Roller bearing placement was marked.  Then the roller bearings were mounted using 5/15 inch bolts, nuts, flat washers, and nylon lock nuts.  



The drawers were rough fitted and work great.  The drawers inside measurements are about 56 inches long, 20 inches wide and about 15 inches deep.  ¾ inch sides and ½ inch bottoms.

At this stage, the drawers are roughed in and actually functional.  I was able to test them out over a 3 day camping weekend.  I loaded them full.  There were Cast Iron cooking skillets and pots, tools, camp stove, etc.  All this gear was heavy stuff, to really test out the drawers.  The drawers worked great even minus the drawer fronts, handles and trim.  Those will be added soon.



I spend most of the day rough plumbing the fresh water storage tank.  The fill tube and faucet are plumbed to the side door for easy access.  Shown here you see a fill tube, pressurized faucet, vent, and a tank drain faucet.  All the lines are run including the pump and connection to the 12V RV pump.  As I said these are at the side door and overhang the step which has a plastic step liner.  The backboard where the faucets protrude will be covered in tile, stainless, or aluminum.  That way any drips or spray will end up on the step, and not on the carpeting.
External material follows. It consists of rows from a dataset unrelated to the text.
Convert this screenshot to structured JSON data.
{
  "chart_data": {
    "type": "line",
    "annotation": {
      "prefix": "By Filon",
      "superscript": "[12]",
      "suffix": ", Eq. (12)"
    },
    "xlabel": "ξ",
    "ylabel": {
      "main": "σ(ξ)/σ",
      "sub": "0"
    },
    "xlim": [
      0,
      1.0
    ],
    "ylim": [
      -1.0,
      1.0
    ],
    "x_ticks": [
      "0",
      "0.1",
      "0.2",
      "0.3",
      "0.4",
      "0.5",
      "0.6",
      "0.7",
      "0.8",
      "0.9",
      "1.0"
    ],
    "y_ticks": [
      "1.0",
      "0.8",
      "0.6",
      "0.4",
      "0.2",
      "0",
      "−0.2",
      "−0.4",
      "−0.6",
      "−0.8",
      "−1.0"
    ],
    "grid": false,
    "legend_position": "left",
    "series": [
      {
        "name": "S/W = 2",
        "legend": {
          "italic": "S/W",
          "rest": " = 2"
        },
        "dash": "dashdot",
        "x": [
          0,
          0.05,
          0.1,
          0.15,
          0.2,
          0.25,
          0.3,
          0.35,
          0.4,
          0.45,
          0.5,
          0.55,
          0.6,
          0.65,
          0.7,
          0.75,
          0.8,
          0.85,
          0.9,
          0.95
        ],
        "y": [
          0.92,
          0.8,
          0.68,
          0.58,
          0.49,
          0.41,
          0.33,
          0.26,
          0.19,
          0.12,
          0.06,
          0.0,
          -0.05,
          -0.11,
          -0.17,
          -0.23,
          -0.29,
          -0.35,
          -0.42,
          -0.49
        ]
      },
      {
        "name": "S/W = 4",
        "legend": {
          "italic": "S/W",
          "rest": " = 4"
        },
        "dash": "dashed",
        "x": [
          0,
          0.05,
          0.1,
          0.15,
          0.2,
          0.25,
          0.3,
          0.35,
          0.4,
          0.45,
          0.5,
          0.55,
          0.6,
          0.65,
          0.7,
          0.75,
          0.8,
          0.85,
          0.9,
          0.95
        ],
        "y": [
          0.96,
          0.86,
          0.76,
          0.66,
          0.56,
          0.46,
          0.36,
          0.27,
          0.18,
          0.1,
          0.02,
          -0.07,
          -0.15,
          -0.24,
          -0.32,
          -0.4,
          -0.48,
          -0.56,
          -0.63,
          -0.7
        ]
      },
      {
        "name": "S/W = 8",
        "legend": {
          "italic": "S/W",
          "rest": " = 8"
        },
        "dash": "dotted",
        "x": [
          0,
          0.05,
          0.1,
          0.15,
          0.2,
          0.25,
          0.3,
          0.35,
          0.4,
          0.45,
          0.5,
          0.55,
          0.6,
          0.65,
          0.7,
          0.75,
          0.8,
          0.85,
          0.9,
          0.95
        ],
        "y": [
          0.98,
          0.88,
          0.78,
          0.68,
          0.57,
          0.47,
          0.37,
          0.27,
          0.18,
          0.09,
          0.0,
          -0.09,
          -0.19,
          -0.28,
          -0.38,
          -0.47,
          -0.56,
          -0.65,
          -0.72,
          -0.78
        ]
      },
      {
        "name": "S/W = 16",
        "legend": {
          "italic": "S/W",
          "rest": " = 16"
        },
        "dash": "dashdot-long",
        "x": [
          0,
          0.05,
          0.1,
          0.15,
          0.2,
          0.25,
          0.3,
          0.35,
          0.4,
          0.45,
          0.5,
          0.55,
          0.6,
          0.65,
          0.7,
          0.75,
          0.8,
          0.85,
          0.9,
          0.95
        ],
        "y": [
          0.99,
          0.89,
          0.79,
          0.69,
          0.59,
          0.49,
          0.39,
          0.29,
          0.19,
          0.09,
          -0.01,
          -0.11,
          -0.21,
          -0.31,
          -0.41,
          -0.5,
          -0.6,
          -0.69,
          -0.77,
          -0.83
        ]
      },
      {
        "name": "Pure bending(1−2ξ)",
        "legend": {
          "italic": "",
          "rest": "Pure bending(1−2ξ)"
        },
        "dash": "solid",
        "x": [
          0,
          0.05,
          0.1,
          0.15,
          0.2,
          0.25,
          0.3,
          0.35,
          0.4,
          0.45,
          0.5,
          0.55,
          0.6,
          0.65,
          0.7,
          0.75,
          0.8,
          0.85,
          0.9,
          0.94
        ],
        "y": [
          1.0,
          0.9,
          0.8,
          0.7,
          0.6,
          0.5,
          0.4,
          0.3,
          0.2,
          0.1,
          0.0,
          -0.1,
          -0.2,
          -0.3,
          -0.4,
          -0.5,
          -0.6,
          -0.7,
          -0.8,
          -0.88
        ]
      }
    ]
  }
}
Running power for the pump comes next.  I will install a fused on/off switch with neon indicator at this location to control the pump.

Plumbing and wiring all hooked up.  Tank partially filled.  Pressure tested to make sure there are no leaks.



Installed off/on switch for the pump.  I included a LED reminder indicator for when that the power is on.  See Link for detailed wiring info for the LED.  http://toponautic.blogspot.com/2013/09/the-diy-corner-led-indicator-light-for.html

Shown below is the same area covered with white cracked ice finish FRP Wallboard.  This is a non porous polyester resin material.  This was scrap left over from another project.  It was applied with contact cement.


The images below show the completed drawer fronts.  Pull handles installed.  Also each drawer has a locking latch to prevent the drawer from rolling back and forth during vehicle stopping or accelerating.  The exposed sides and deck are to be covered with gray carpeting.  Corners will be trimmed with ¾ inch aluminum angle.